Dive Brief:
- Salesforce’s May 10 database failure was related to a power failure in the company’s Washington, D.C. data center, the company reported on Monday.
- The outage left some clients unable to access Salesforce services for approximately 18 hours.
- Though Salesforce was able to restore the database from an earlier backup, a glitch of unknown origin caused file discrepancies that means five hours of data have been permanently lost.
Dive Insight:
A complex domino effect of failures ultimately resulted in the loss of five hours of customer data, according to Salesforce.
Salesforce’s official statement about the outage states that a circuit breaker responsible for controlling power into the Washington, D.C. data center failed. Multiple redundant power systems subsequently failed to engage, ultimately leading to power failures at the computer system level.

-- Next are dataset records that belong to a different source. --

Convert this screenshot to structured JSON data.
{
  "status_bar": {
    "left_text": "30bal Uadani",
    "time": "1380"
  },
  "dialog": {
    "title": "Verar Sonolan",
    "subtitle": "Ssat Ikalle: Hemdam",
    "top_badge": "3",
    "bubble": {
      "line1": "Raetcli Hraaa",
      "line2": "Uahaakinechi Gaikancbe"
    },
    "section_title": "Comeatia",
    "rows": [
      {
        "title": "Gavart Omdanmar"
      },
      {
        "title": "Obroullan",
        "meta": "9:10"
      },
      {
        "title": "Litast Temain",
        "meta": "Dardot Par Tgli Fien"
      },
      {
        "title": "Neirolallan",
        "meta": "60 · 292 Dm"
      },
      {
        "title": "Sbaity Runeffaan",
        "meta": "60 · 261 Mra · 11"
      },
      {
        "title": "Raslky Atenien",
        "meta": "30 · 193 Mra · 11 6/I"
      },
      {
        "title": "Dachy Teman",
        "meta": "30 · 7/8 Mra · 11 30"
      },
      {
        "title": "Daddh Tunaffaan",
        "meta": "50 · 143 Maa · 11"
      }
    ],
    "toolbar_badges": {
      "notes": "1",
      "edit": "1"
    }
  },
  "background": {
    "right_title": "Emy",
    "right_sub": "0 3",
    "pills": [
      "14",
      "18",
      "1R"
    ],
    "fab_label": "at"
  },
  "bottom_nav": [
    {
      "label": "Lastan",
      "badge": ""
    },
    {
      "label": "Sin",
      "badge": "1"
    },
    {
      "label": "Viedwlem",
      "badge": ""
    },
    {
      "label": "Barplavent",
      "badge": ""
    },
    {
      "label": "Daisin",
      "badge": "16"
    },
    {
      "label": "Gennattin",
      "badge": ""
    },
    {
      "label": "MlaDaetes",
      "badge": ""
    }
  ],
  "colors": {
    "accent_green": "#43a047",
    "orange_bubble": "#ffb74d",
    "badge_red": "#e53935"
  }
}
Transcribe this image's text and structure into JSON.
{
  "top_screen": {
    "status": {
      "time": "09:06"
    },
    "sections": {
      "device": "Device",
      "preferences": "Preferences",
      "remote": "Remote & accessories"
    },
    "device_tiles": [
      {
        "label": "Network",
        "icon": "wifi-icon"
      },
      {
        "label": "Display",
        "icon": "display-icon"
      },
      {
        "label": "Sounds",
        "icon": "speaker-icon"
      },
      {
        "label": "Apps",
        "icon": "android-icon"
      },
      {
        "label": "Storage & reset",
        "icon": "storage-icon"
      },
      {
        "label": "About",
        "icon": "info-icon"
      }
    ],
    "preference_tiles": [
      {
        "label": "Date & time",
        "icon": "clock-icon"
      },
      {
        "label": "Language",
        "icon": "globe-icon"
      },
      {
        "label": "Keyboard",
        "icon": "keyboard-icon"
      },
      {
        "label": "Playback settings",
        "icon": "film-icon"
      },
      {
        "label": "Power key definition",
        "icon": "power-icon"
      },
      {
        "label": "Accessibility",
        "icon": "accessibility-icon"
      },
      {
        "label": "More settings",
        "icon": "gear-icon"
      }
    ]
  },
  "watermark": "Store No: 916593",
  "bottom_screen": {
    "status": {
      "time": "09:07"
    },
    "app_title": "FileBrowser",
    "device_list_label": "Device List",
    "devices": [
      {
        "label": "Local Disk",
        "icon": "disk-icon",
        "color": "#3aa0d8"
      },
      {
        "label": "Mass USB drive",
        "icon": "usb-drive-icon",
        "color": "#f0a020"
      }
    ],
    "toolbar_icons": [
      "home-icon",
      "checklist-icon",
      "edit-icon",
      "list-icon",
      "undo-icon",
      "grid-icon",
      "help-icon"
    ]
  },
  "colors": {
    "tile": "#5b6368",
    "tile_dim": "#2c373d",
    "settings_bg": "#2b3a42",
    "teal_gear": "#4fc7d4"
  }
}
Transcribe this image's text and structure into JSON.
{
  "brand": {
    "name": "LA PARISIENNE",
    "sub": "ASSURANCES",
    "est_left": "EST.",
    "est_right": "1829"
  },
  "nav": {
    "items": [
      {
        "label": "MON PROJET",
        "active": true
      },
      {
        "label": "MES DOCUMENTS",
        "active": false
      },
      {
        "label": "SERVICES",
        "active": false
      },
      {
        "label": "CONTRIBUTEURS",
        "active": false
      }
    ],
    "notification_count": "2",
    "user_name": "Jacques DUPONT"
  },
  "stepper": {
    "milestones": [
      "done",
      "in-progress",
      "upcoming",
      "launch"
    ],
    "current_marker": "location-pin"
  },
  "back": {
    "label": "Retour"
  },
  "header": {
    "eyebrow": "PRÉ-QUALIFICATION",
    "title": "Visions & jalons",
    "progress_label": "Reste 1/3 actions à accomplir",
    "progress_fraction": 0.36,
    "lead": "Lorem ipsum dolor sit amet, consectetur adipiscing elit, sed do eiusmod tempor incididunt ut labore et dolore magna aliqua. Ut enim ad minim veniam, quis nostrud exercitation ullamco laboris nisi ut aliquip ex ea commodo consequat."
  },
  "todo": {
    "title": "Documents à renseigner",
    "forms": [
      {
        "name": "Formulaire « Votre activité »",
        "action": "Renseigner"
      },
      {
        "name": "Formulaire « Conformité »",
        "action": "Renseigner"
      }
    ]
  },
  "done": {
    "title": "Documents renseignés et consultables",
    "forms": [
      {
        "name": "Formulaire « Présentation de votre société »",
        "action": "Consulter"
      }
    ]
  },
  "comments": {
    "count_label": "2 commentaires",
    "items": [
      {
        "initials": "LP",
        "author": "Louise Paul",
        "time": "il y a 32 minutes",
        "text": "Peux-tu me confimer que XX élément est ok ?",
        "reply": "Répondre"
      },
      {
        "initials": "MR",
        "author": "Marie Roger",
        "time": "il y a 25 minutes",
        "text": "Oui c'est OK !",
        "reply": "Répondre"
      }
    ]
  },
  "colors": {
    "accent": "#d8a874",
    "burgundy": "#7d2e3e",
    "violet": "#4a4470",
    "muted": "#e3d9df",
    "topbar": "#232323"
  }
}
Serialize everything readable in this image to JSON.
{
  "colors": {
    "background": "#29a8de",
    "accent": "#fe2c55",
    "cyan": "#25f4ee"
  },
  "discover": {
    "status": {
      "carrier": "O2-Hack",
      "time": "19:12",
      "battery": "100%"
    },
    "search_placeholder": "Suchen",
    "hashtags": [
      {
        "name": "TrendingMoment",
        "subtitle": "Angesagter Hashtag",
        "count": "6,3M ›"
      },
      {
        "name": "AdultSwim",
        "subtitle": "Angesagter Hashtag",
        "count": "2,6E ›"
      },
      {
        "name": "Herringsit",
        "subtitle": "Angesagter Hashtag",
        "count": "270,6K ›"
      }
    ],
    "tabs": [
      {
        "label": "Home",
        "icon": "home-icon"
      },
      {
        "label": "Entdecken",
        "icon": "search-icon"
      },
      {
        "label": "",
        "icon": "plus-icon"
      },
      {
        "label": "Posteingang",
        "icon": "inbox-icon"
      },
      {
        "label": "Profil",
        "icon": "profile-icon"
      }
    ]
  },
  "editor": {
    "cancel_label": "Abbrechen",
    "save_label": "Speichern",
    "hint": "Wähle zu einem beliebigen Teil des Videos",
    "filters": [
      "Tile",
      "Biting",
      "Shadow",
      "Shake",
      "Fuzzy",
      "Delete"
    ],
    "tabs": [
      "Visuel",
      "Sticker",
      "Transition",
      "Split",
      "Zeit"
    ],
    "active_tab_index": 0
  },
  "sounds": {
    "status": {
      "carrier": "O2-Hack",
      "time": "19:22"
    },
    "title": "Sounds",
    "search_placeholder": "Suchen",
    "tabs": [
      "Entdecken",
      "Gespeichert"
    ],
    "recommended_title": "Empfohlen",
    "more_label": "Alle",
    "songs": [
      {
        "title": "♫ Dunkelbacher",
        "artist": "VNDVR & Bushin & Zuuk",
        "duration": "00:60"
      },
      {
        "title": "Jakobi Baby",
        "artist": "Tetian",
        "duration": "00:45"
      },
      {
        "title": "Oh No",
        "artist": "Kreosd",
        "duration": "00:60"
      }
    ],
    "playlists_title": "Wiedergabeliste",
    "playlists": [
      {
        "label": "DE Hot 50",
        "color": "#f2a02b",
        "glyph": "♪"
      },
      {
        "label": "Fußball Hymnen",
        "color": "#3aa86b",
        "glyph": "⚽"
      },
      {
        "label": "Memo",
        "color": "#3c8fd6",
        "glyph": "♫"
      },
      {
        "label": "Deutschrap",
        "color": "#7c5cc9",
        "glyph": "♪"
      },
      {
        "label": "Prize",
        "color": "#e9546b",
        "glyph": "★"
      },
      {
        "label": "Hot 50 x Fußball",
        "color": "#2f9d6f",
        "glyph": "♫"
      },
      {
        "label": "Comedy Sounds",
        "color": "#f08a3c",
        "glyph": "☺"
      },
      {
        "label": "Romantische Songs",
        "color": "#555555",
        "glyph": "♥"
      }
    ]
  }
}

During the service disruption, customers on the affected instance, NA14, were unable to access Salesforce. Increased volume on NA14, built up by the outage, then exposed a firmware bug on the storage array, which “increased the time for the database to write to the array and led to a database failure,” the company said.
Salesforce said the cause of the initial power failure remains unknown, though the vendor has subsequently replaced the power circuits at the D.C. data center. Salesforce is unsure why the series of failures ultimately led to file discrepancies in its database, though it assured customers that they are continuing to work with the vendor to determine the cause.